Le bateau quitte ensuite la ville portuaire située au sud d'Hokkaido pour la mer d'Okhotsk, près du Kamtchatka et des eaux territoriales soviétiques, accompagné d'un destroyer de la Marine impériale japonaise.

À bord, la malnutrition patente fait que plusieurs hommes souffrent du béribéri. Ils souffrent aussi de leurs conditions de travail effroyables, rendues particulièrement inhumaines à cause d’Asakawa, l’intendant représentant les intérêts commerciaux de l’armateur, qui impose un rythme de travail éprouvant. Il frappe et inflige des punitions corporelles aux marins, et empêche même le capitaine de porter secours à un autre bateau-usine en détresse, condamnant son équipage à périr lors du naufrage du navire.

Asakawa, obnubilé par le fait de maintenir constamment un taux de production élevé, impose aux pêcheurs de partir à la pêche à bord des chaloupes malgré de mauvaises conditions météorologiques, ce qui provoque la disparition en mer d'une des chaloupes. L'équipage de celle-ci s'échoue sur les côtes russes où il est recueilli par une famille de Soviétiques. Cette rencontre permet aux ouvriers de sympathiser avec des étrangers qui leur avaient toujours été présentés comme des ennemis. C'est aussi dans ce village qu'ils vont faire une rencontre avec plusieurs Russes visiblement communistes qui leur enseignent des rudiments de la lutte des classes par l'intermède d'un Chinois parlant japonais. L'équipage de la chaloupe repart ensuite en mer pour retrouver le Hakkō-maru, où ils racontent leurs rencontres.

Sur le bateau, le contremaître et l'intendant instillent une concurrence et une rivalité entre les ouvriers, les pêcheurs et les marins afin d'augmenter leur productivité par esprit de compétition.
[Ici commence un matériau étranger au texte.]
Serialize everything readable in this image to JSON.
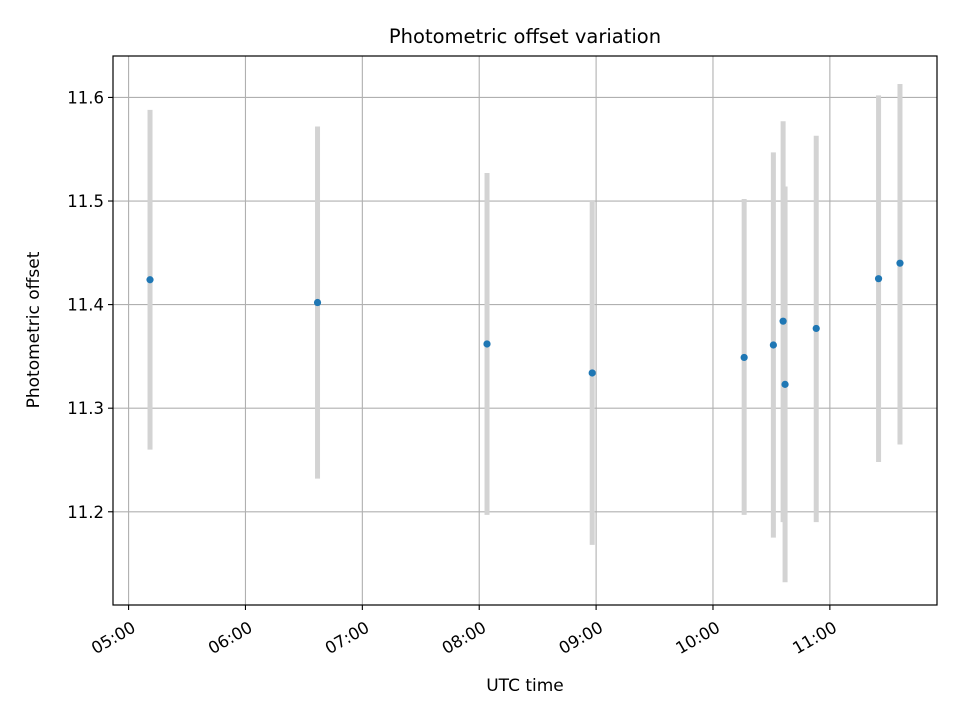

C'est alors que plusieurs membres de l'équipage commencent à verbaliser l'horreur qu'ils vivent à bord du bateau : un des ouvriers, ancien étudiant, compare la situation sur le bateau à la représentation des enfers présente dans un temple bouddhiste de son enfance, alors qu'un autre ouvrier, aussi ancien étudiant, dit que la situation qu'ils vivent est pire que la prison dans Souvenirs de la maison des morts de Dostoievski.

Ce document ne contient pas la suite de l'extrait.